PlanetPhysics/Transformation Between Cartesian Coordinates and Polar Coordinates

From the definition of a contravariant vector (contravariant tensor of rank 1)

${\displaystyle {\bar {T}}^{i}=T^{j}{\frac {\partial {\bar {x}}^{i}}{\partial x^{j}}}}$

we get the transformation matrix from the partial derivatives

${\displaystyle A_{ij}={\frac {\partial {\bar {x}}^{i}}{\partial x^{j}}}}$

In order to calculate the transformation matrix, we need the equations relating the two coordinates systems.
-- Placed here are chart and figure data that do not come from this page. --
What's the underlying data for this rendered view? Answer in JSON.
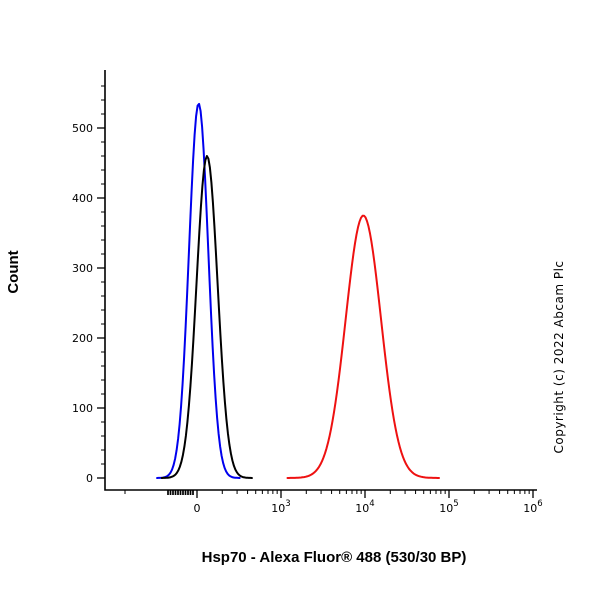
{
  "chart_data": {
    "type": "line",
    "chart_kind": "flow-cytometry-histogram",
    "title": "",
    "xlabel": "Hsp70 - Alexa Fluor® 488 (530/30 BP)",
    "ylabel": "Count",
    "copyright": "Copyright (c) 2022 Abcam Plc",
    "grid": false,
    "legend": "none",
    "x_axis": {
      "scale": "biexponential",
      "ticks": [
        {
          "label": "0",
          "unit": 0
        },
        {
          "label": "10^3",
          "base": "10",
          "exp": "3",
          "unit": 1
        },
        {
          "label": "10^4",
          "base": "10",
          "exp": "4",
          "unit": 2
        },
        {
          "label": "10^5",
          "base": "10",
          "exp": "5",
          "unit": 3
        },
        {
          "label": "10^6",
          "base": "10",
          "exp": "6",
          "unit": 4
        }
      ]
    },
    "y_axis": {
      "major_ticks": [
        0,
        100,
        200,
        300,
        400,
        500
      ],
      "minor_step": 20,
      "minor_max": 560,
      "lim": [
        0,
        580
      ]
    },
    "series": [
      {
        "name": "blue",
        "color": "#0000ee",
        "approx_mode_x": 0,
        "peak_count": 535,
        "center_unit": 0.02,
        "sigma_unit": 0.115
      },
      {
        "name": "black",
        "color": "#000000",
        "approx_mode_x": 100,
        "peak_count": 460,
        "center_unit": 0.12,
        "sigma_unit": 0.125
      },
      {
        "name": "red",
        "color": "#ee1111",
        "approx_mode_x": 9000,
        "peak_count": 375,
        "center_unit": 1.98,
        "sigma_unit": 0.21
      }
    ]
  }
}
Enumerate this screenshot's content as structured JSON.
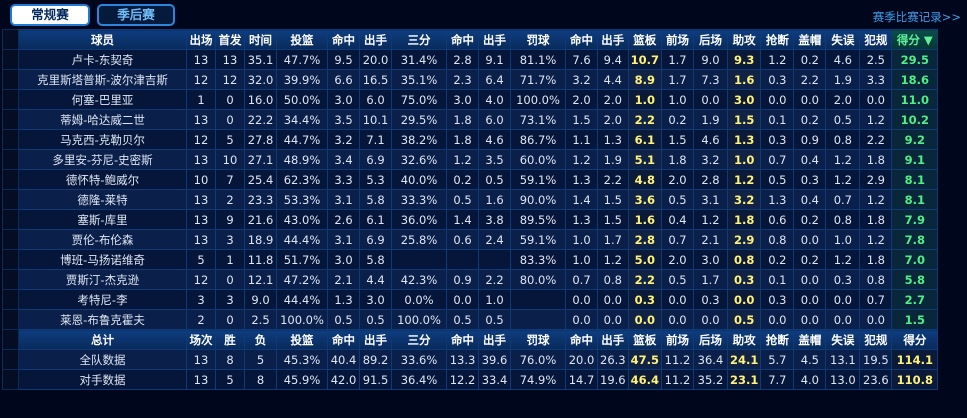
{
  "tabs": {
    "regular": "常规赛",
    "playoffs": "季后赛"
  },
  "history_link": "赛季比赛记录>>",
  "headers": [
    "球员",
    "出场",
    "首发",
    "时间",
    "投篮",
    "命中",
    "出手",
    "三分",
    "命中",
    "出手",
    "罚球",
    "命中",
    "出手",
    "篮板",
    "前场",
    "后场",
    "助攻",
    "抢断",
    "盖帽",
    "失误",
    "犯规",
    "得分 ▼"
  ],
  "players": [
    [
      "卢卡-东契奇",
      "13",
      "13",
      "35.1",
      "47.7%",
      "9.5",
      "20.0",
      "31.4%",
      "2.8",
      "9.1",
      "81.1%",
      "7.6",
      "9.4",
      "10.7",
      "1.7",
      "9.0",
      "9.3",
      "1.2",
      "0.2",
      "4.6",
      "2.5",
      "29.5"
    ],
    [
      "克里斯塔普斯-波尔津吉斯",
      "12",
      "12",
      "32.0",
      "39.9%",
      "6.6",
      "16.5",
      "35.1%",
      "2.3",
      "6.4",
      "71.7%",
      "3.2",
      "4.4",
      "8.9",
      "1.7",
      "7.3",
      "1.6",
      "0.3",
      "2.2",
      "1.9",
      "3.3",
      "18.6"
    ],
    [
      "何塞-巴里亚",
      "1",
      "0",
      "16.0",
      "50.0%",
      "3.0",
      "6.0",
      "75.0%",
      "3.0",
      "4.0",
      "100.0%",
      "2.0",
      "2.0",
      "1.0",
      "1.0",
      "0.0",
      "3.0",
      "0.0",
      "0.0",
      "2.0",
      "0.0",
      "11.0"
    ],
    [
      "蒂姆-哈达威二世",
      "13",
      "0",
      "22.2",
      "34.4%",
      "3.5",
      "10.1",
      "29.5%",
      "1.8",
      "6.0",
      "73.1%",
      "1.5",
      "2.0",
      "2.2",
      "0.2",
      "1.9",
      "1.5",
      "0.1",
      "0.2",
      "0.5",
      "1.2",
      "10.2"
    ],
    [
      "马克西-克勒贝尔",
      "12",
      "5",
      "27.8",
      "44.7%",
      "3.2",
      "7.1",
      "38.2%",
      "1.8",
      "4.6",
      "86.7%",
      "1.1",
      "1.3",
      "6.1",
      "1.5",
      "4.6",
      "1.3",
      "0.3",
      "0.9",
      "0.8",
      "2.2",
      "9.2"
    ],
    [
      "多里安-芬尼-史密斯",
      "13",
      "10",
      "27.1",
      "48.9%",
      "3.4",
      "6.9",
      "32.6%",
      "1.2",
      "3.5",
      "60.0%",
      "1.2",
      "1.9",
      "5.1",
      "1.8",
      "3.2",
      "1.0",
      "0.7",
      "0.4",
      "1.2",
      "1.8",
      "9.1"
    ],
    [
      "德怀特-鲍威尔",
      "10",
      "7",
      "25.4",
      "62.3%",
      "3.3",
      "5.3",
      "40.0%",
      "0.2",
      "0.5",
      "59.1%",
      "1.3",
      "2.2",
      "4.8",
      "2.0",
      "2.8",
      "1.2",
      "0.5",
      "0.3",
      "1.2",
      "2.9",
      "8.1"
    ],
    [
      "德隆-莱特",
      "13",
      "2",
      "23.3",
      "53.3%",
      "3.1",
      "5.8",
      "33.3%",
      "0.5",
      "1.6",
      "90.0%",
      "1.4",
      "1.5",
      "3.6",
      "0.5",
      "3.1",
      "3.2",
      "1.3",
      "0.4",
      "0.7",
      "1.2",
      "8.1"
    ],
    [
      "塞斯-库里",
      "13",
      "9",
      "21.6",
      "43.0%",
      "2.6",
      "6.1",
      "36.0%",
      "1.4",
      "3.8",
      "89.5%",
      "1.3",
      "1.5",
      "1.6",
      "0.4",
      "1.2",
      "1.8",
      "0.6",
      "0.2",
      "0.8",
      "1.8",
      "7.9"
    ],
    [
      "贾伦-布伦森",
      "13",
      "3",
      "18.9",
      "44.4%",
      "3.1",
      "6.9",
      "25.8%",
      "0.6",
      "2.4",
      "59.1%",
      "1.0",
      "1.7",
      "2.8",
      "0.7",
      "2.1",
      "2.9",
      "0.8",
      "0.0",
      "1.0",
      "1.2",
      "7.8"
    ],
    [
      "博班-马扬诺维奇",
      "5",
      "1",
      "11.8",
      "51.7%",
      "3.0",
      "5.8",
      "",
      "",
      "",
      "83.3%",
      "1.0",
      "1.2",
      "5.0",
      "2.0",
      "3.0",
      "0.8",
      "0.2",
      "0.2",
      "1.2",
      "1.8",
      "7.0"
    ],
    [
      "贾斯汀-杰克逊",
      "12",
      "0",
      "12.1",
      "47.2%",
      "2.1",
      "4.4",
      "42.3%",
      "0.9",
      "2.2",
      "80.0%",
      "0.7",
      "0.8",
      "2.2",
      "0.5",
      "1.7",
      "0.3",
      "0.1",
      "0.0",
      "0.3",
      "0.8",
      "5.8"
    ],
    [
      "考特尼-李",
      "3",
      "3",
      "9.0",
      "44.4%",
      "1.3",
      "3.0",
      "0.0%",
      "0.0",
      "1.0",
      "",
      "0.0",
      "0.0",
      "0.3",
      "0.0",
      "0.3",
      "0.0",
      "0.3",
      "0.0",
      "0.0",
      "0.7",
      "2.7"
    ],
    [
      "莱恩-布鲁克霍夫",
      "2",
      "0",
      "2.5",
      "100.0%",
      "0.5",
      "0.5",
      "100.0%",
      "0.5",
      "0.5",
      "",
      "0.0",
      "0.0",
      "0.0",
      "0.0",
      "0.0",
      "0.5",
      "0.0",
      "0.0",
      "0.0",
      "0.0",
      "1.5"
    ]
  ],
  "summary_headers": [
    "总计",
    "场次",
    "胜",
    "负",
    "投篮",
    "命中",
    "出手",
    "三分",
    "命中",
    "出手",
    "罚球",
    "命中",
    "出手",
    "篮板",
    "前场",
    "后场",
    "助攻",
    "抢断",
    "盖帽",
    "失误",
    "犯规",
    "得分"
  ],
  "summary": [
    [
      "全队数据",
      "13",
      "8",
      "5",
      "45.3%",
      "40.4",
      "89.2",
      "33.6%",
      "13.3",
      "39.6",
      "76.0%",
      "20.0",
      "26.3",
      "47.5",
      "11.2",
      "36.4",
      "24.1",
      "5.7",
      "4.5",
      "13.1",
      "19.5",
      "114.1"
    ],
    [
      "对手数据",
      "13",
      "5",
      "8",
      "45.9%",
      "42.0",
      "91.5",
      "36.4%",
      "12.2",
      "33.4",
      "74.9%",
      "14.7",
      "19.6",
      "46.4",
      "11.2",
      "35.2",
      "23.1",
      "7.7",
      "4.0",
      "13.0",
      "23.6",
      "110.8"
    ]
  ],
  "colors": {
    "background": "#00061c",
    "header": "#0d3d80",
    "highlight": "#fff27a",
    "points": "#4ef086"
  }
}
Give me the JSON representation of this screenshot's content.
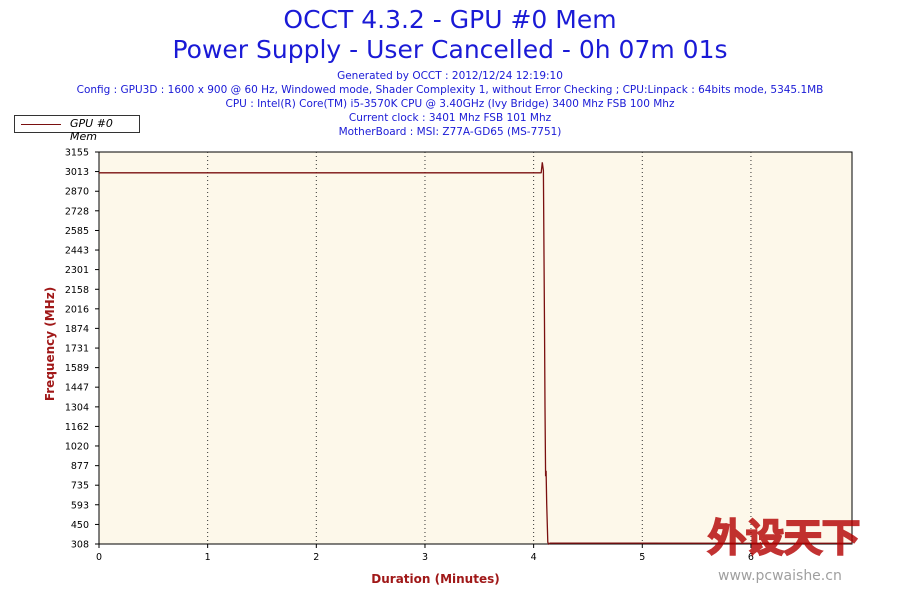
{
  "header": {
    "title_line1": "OCCT 4.3.2 - GPU #0 Mem",
    "title_line2": "Power Supply - User Cancelled - 0h 07m 01s",
    "generated": "Generated by OCCT : 2012/12/24 12:19:10",
    "config": "Config : GPU3D : 1600 x 900 @ 60 Hz, Windowed mode, Shader Complexity 1, without Error Checking ; CPU:Linpack : 64bits mode, 5345.1MB",
    "cpu": "CPU : Intel(R) Core(TM) i5-3570K CPU @ 3.40GHz (Ivy Bridge) 3400 Mhz FSB 100 Mhz",
    "clock": "Current clock : 3401 Mhz FSB 101 Mhz",
    "motherboard": "MotherBoard : MSI: Z77A-GD65 (MS-7751)"
  },
  "watermark": {
    "brand": "外设天下",
    "url": "www.pcwaishe.cn"
  },
  "chart_data": {
    "type": "line",
    "title": "OCCT 4.3.2 - GPU #0 Mem",
    "xlabel": "Duration (Minutes)",
    "ylabel": "Frequency (MHz)",
    "xlim": [
      0,
      6.93
    ],
    "ylim": [
      308,
      3155
    ],
    "xticks": [
      "0",
      "1",
      "2",
      "3",
      "4",
      "5",
      "6"
    ],
    "yticks": [
      "3155",
      "3013",
      "2870",
      "2728",
      "2585",
      "2443",
      "2301",
      "2158",
      "2016",
      "1874",
      "1731",
      "1589",
      "1447",
      "1304",
      "1162",
      "1020",
      "877",
      "735",
      "593",
      "450",
      "308"
    ],
    "grid": true,
    "legend_position": "top-left",
    "colors": {
      "series": "#7a1010",
      "plot_bg": "#fdf8ea",
      "title": "#1a1ad6",
      "axis_title": "#a01818"
    },
    "series": [
      {
        "name": "GPU #0 Mem",
        "x": [
          0,
          4.05,
          4.06,
          4.07,
          4.08,
          4.09,
          4.095,
          4.1,
          4.105,
          4.11,
          4.115,
          4.12,
          4.13,
          4.14,
          4.15,
          5.0,
          6.0,
          6.93
        ],
        "y": [
          3004,
          3004,
          3004,
          3005,
          3080,
          3020,
          2400,
          1900,
          1300,
          800,
          840,
          600,
          320,
          308,
          314,
          314,
          313,
          313
        ]
      }
    ]
  }
}
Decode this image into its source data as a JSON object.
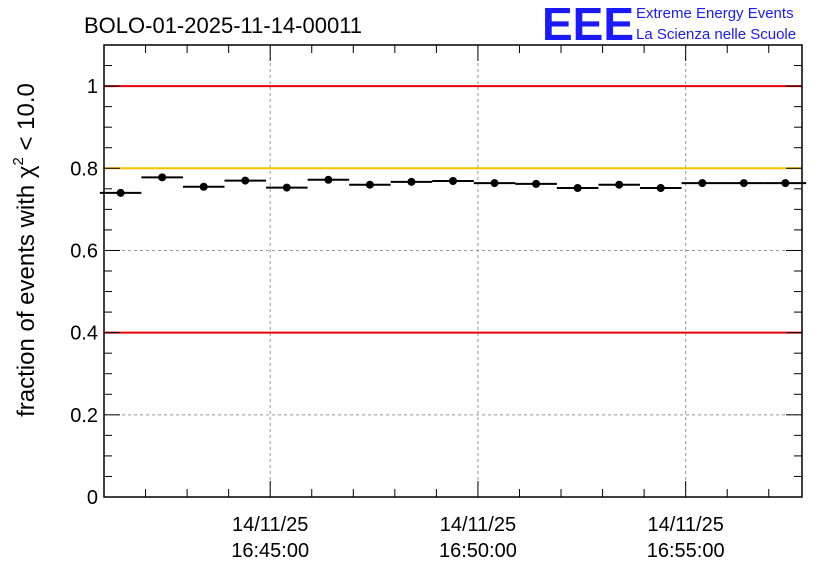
{
  "logo": {
    "big_text": "EEE",
    "line1": "Extreme Energy Events",
    "line2": "La Scienza nelle Scuole",
    "color": "#1a1aff"
  },
  "chart_data": {
    "type": "scatter",
    "title": "BOLO-01-2025-11-14-00011",
    "ylabel": "fraction of events with χ² < 10.0",
    "ylabel_parts": {
      "prefix": "fraction of events with ",
      "chi": "χ",
      "sup": "2",
      "suffix": " < 10.0"
    },
    "xlabel": "",
    "ylim": [
      0,
      1.1
    ],
    "xlim_minutes": [
      -4.0,
      12.8
    ],
    "yticks": [
      0,
      0.2,
      0.4,
      0.6,
      0.8,
      1
    ],
    "ytick_labels": [
      "0",
      "0.2",
      "0.4",
      "0.6",
      "0.8",
      "1"
    ],
    "xticks_minutes": [
      0,
      5,
      10
    ],
    "xtick_labels": [
      [
        "14/11/25",
        "16:45:00"
      ],
      [
        "14/11/25",
        "16:50:00"
      ],
      [
        "14/11/25",
        "16:55:00"
      ]
    ],
    "grid": true,
    "bin_width_minutes": 1.0,
    "x_minutes": [
      -3.6,
      -2.6,
      -1.6,
      -0.6,
      0.4,
      1.4,
      2.4,
      3.4,
      4.4,
      5.4,
      6.4,
      7.4,
      8.4,
      9.4,
      10.4,
      11.4,
      12.4
    ],
    "values": [
      0.74,
      0.778,
      0.755,
      0.77,
      0.753,
      0.772,
      0.76,
      0.767,
      0.769,
      0.764,
      0.762,
      0.752,
      0.76,
      0.752,
      0.764,
      0.764,
      0.764
    ],
    "reference_lines": [
      {
        "y": 1.0,
        "color": "#e8000b"
      },
      {
        "y": 0.8,
        "color": "#ffc000"
      },
      {
        "y": 0.4,
        "color": "#e8000b"
      }
    ],
    "marker_color": "#000000"
  }
}
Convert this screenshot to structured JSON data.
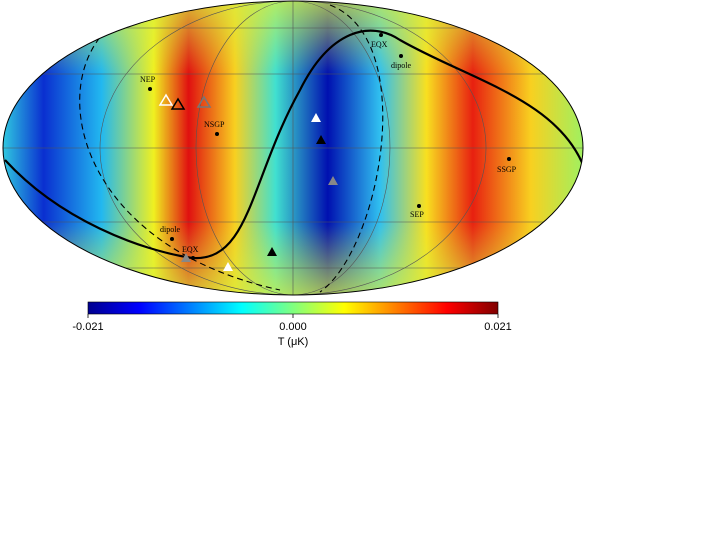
{
  "chart_data": {
    "type": "map",
    "xlabel": "T (μK)",
    "xlim": [
      -0.021,
      0.021
    ],
    "xticks": [
      -0.021,
      {
        "value": 0,
        "label": "0.000"
      },
      0.021
    ],
    "annotations": [
      "NEP",
      "NSGP",
      "EQX",
      "dipole",
      "SSGP",
      "SEP",
      "dipole",
      "EQX"
    ]
  }
}
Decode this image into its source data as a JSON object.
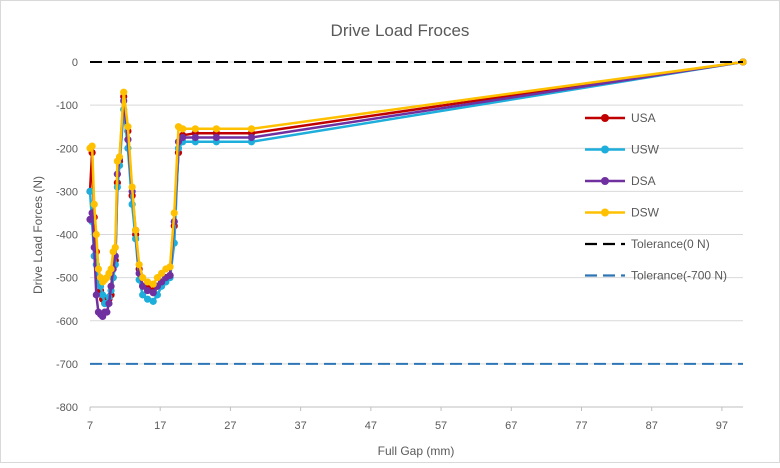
{
  "chart_data": {
    "type": "line",
    "title": "Drive Load Froces",
    "xlabel": "Full Gap (mm)",
    "ylabel": "Drive Load Forces (N)",
    "xlim": [
      7,
      100
    ],
    "ylim": [
      -800,
      0
    ],
    "x_ticks": [
      7,
      17,
      27,
      37,
      47,
      57,
      67,
      77,
      87,
      97
    ],
    "y_ticks": [
      0,
      -100,
      -200,
      -300,
      -400,
      -500,
      -600,
      -700,
      -800
    ],
    "legend_position": "right",
    "grid": "horizontal",
    "series": [
      {
        "name": "USA",
        "color": "#C00000",
        "marker": "circle",
        "dash": "solid",
        "x": [
          7.0,
          7.3,
          7.6,
          7.9,
          8.2,
          8.5,
          8.8,
          9.1,
          9.4,
          9.7,
          10.0,
          10.3,
          10.6,
          10.9,
          11.2,
          11.8,
          12.4,
          13.0,
          13.5,
          14.0,
          14.5,
          15.2,
          16.0,
          16.6,
          17.2,
          17.8,
          18.4,
          19.0,
          19.6,
          20.2,
          22.0,
          25.0,
          30.0,
          100.0
        ],
        "y": [
          -300,
          -210,
          -360,
          -440,
          -500,
          -530,
          -550,
          -560,
          -560,
          -550,
          -540,
          -500,
          -460,
          -280,
          -230,
          -80,
          -160,
          -310,
          -400,
          -480,
          -520,
          -525,
          -530,
          -520,
          -510,
          -500,
          -495,
          -380,
          -210,
          -170,
          -165,
          -165,
          -165,
          0
        ]
      },
      {
        "name": "USW",
        "color": "#1EAEDB",
        "marker": "circle",
        "dash": "solid",
        "x": [
          7.0,
          7.3,
          7.6,
          7.9,
          8.2,
          8.5,
          8.8,
          9.1,
          9.4,
          9.7,
          10.0,
          10.3,
          10.6,
          10.9,
          11.2,
          11.8,
          12.4,
          13.0,
          13.5,
          14.0,
          14.5,
          15.2,
          16.0,
          16.6,
          17.2,
          17.8,
          18.4,
          19.0,
          19.6,
          20.2,
          22.0,
          25.0,
          30.0,
          100.0
        ],
        "y": [
          -300,
          -370,
          -450,
          -470,
          -510,
          -520,
          -540,
          -560,
          -560,
          -545,
          -530,
          -500,
          -470,
          -290,
          -240,
          -110,
          -200,
          -330,
          -410,
          -505,
          -540,
          -550,
          -555,
          -540,
          -520,
          -510,
          -500,
          -420,
          -200,
          -185,
          -185,
          -185,
          -185,
          0
        ]
      },
      {
        "name": "DSA",
        "color": "#7030A0",
        "marker": "circle",
        "dash": "solid",
        "x": [
          7.0,
          7.3,
          7.6,
          7.9,
          8.2,
          8.5,
          8.8,
          9.1,
          9.4,
          9.7,
          10.0,
          10.3,
          10.6,
          10.9,
          11.2,
          11.8,
          12.4,
          13.0,
          13.5,
          14.0,
          14.5,
          15.2,
          16.0,
          16.6,
          17.2,
          17.8,
          18.4,
          19.0,
          19.6,
          20.2,
          22.0,
          25.0,
          30.0,
          100.0
        ],
        "y": [
          -365,
          -350,
          -430,
          -540,
          -580,
          -585,
          -590,
          -580,
          -580,
          -560,
          -520,
          -480,
          -450,
          -260,
          -225,
          -90,
          -180,
          -300,
          -390,
          -490,
          -520,
          -530,
          -535,
          -520,
          -510,
          -500,
          -495,
          -370,
          -185,
          -175,
          -175,
          -175,
          -175,
          0
        ]
      },
      {
        "name": "DSW",
        "color": "#FFC000",
        "marker": "circle",
        "dash": "solid",
        "x": [
          7.0,
          7.3,
          7.6,
          7.9,
          8.2,
          8.5,
          8.8,
          9.1,
          9.4,
          9.7,
          10.0,
          10.3,
          10.6,
          10.9,
          11.2,
          11.8,
          12.4,
          13.0,
          13.5,
          14.0,
          14.5,
          15.2,
          16.0,
          16.6,
          17.2,
          17.8,
          18.4,
          19.0,
          19.6,
          20.2,
          22.0,
          25.0,
          30.0,
          100.0
        ],
        "y": [
          -200,
          -195,
          -330,
          -400,
          -480,
          -500,
          -510,
          -505,
          -500,
          -490,
          -480,
          -440,
          -430,
          -230,
          -220,
          -70,
          -150,
          -290,
          -390,
          -470,
          -500,
          -510,
          -515,
          -500,
          -490,
          -480,
          -475,
          -350,
          -150,
          -155,
          -155,
          -155,
          -155,
          0
        ]
      },
      {
        "name": "Tolerance(0 N)",
        "color": "#000000",
        "marker": "none",
        "dash": "dashed",
        "x": [
          7,
          100
        ],
        "y": [
          0,
          0
        ]
      },
      {
        "name": "Tolerance(-700 N)",
        "color": "#2E75B6",
        "marker": "none",
        "dash": "dashed",
        "x": [
          7,
          100
        ],
        "y": [
          -700,
          -700
        ]
      }
    ]
  }
}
For cartesian to polar, we have

${\displaystyle r={\sqrt {x^{2}+y^{2}}}}$

${\displaystyle \theta =tan^{-1}\left({\frac {y}{x}}\right)}$

and for polar to cartesian

${\displaystyle x=r\cos \theta }$

${\displaystyle y=r\sin \theta }$

So if we designate ${\displaystyle (x,y)}$ as the bar coordinates, then the transformation components from polar coordinates ${\displaystyle (r,\theta )}$ to cartesian coordinates ${\displaystyle (x,y)}$ is calculated as

${\displaystyle A_{11}={\frac {\partial {\bar {x}}^{1}}{\partial x^{1}}}={\frac {\partial x}{\partial r}}=\cos \theta }$

${\displaystyle A_{12}={\frac {\partial {\bar {x}}^{1}}{\partial x^{2}}}={\frac {\partial x}{\partial \theta }}=-r\sin \theta }$

${\displaystyle A_{21}={\frac {\partial {\bar {x}}^{2}}{\partial x^{1}}}={\frac {\partial y}{\partial r}}=\sin \theta }$

${\displaystyle A_{22}={\frac {\partial {\bar {x}}^{2}}{\partial x^{2}}}={\frac {\partial y}{\partial \theta }}=r\cos \theta }$

The components from cartesian coordinates to polar coordinates transform the same way, but now the polar coordinates have the bar

${\displaystyle B_{11}={\frac {\partial {\bar {x}}^{1}}{\partial {x}^{1}}}={\frac {\partial r}{\partial x}}={\frac {x}{\sqrt {x^{2}+y^{2}}}}}$

${\displaystyle B_{12}={\frac {\partial {\bar {x}}^{1}}{\partial {x}^{2}}}={\frac {\partial r}{\partial y}}={\frac {y}{\sqrt {x^{2}+y^{2}}}}}$

${\displaystyle B_{21}={\frac {\partial {\bar {x}}^{2}}{\partial {x}^{1}}}={\frac {\partial \theta }{\partial x}}=-{\frac {y}{x^{2}+y^{2}}}}$

${\displaystyle B_{22}={\frac {\partial {\bar {x}}^{2}}{\partial {x}^{2}}}={\frac {\partial \theta }{\partial y}}={\frac {x}{x^{2}+y^{2}}}}$

In summary, the {\mathbf components of contravariant vectors} in cartesian coordinates and polar coordinates transform between each other according to

${\displaystyle \left[{\begin{matrix}x\\y\end{matrix}}\right]=\left[{\begin{matrix}\cos \theta &-r\sin \theta \\\sin \theta &r\cos \theta \end{matrix}}\right]\left[{\begin{matrix}r\\\theta \end{matrix}}\right]}$

${\displaystyle \left[{\begin{matrix}r\\\theta \end{matrix}}\right]=\left[{\begin{matrix}{\frac {x}{\sqrt {x^{2}+y^{2}}}}&{\frac {y}{\sqrt {x^{2}+y^{2}}}}\\-{\frac {y}{x^{2}+y^{2}}}&{\frac {x}{x^{2}+y^{2}}}\end{matrix}}\right]\left[{\begin{matrix}x\\y\end{matrix}}\right]}$